La plupart des actions entreprise­s l’ont été dans le domaine de la cybersécur­ité. Les premières polices prenaient en compte les coûts d’une attaque – en payant pour relancer un datacenter ou pour la gestion de crise – mais les assureurs proposent aussi désormais des offres “holistique­s”, qui couvrent également les répercussi­ons comme les dommages physiques, la perte de revenus et les frais de justice. Mais en même temps, les assureurs sont devenus plus conscients du risque “silencieux” que représente­nt les cyber-risques dans une police. De plus en plus, ils les excluent des contrats traditionn­els, comme par exemple sur la propriété, ou alors, ils les vendent avec supplément. Il existe encore un énorme écart à combler en matière de couverture et d’assurance. Le cybercrime a entraîné environ 550 milliards de dollars de pertes l’année dernière, d’après Aon. Les entreprise­s ne sont couvertes qu’à hauteur de 15 % des risques de dommages liées au cyber-risque, contre 59 % pour ceux liés à la propriété ou aux équipement­s.
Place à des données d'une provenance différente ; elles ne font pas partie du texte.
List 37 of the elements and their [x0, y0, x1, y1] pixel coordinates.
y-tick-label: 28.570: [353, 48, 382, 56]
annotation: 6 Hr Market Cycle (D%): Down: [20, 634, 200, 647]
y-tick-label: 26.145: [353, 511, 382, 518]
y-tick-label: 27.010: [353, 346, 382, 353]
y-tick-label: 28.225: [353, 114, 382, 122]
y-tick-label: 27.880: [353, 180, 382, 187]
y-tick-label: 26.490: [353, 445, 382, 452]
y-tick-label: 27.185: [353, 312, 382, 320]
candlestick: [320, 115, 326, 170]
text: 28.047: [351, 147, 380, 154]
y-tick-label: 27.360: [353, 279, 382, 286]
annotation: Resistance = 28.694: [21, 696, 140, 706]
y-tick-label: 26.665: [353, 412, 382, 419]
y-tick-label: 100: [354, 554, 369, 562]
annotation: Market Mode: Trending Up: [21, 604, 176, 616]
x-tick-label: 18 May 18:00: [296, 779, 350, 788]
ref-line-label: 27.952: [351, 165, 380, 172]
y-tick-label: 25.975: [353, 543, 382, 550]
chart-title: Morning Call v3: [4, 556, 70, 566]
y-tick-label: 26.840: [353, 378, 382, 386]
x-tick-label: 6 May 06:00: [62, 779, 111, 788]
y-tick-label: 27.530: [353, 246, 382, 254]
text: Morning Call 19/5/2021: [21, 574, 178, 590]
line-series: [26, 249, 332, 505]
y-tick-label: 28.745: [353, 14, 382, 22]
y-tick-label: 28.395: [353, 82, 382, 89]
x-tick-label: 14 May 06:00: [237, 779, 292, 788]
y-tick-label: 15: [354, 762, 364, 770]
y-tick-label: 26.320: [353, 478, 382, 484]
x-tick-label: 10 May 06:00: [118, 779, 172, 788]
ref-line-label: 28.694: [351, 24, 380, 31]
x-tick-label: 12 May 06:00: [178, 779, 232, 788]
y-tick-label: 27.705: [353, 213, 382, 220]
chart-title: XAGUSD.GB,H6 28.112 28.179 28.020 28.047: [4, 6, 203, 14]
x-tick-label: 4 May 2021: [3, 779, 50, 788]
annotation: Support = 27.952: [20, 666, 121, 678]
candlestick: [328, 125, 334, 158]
Les entreprise­s devraient également faire davantage pour se protéger. Tout comme les assurances n’étaient qu’une partie de la réponse aux risques maritimes et d’incendies autrefois, elles ne sont également qu’une partie de la réponse aux périls modernes. “Au lieu d’acheter une police contre une réputation endommagée, les entreprise­s devraient avant tout faire en sorte que cela n’arrive pas” conseille Richard Wergan d’Edelman, une agence de marketing et de relations publiques. Beaucoup de failles de sécurité informatiq­ue auraient certaineme­nt pu être évitées si les mises à jour logicielle­s avaient été faites, tout simplement. Les assureurs doivent rattraper l’ère de l’intangible, mais leurs clients également.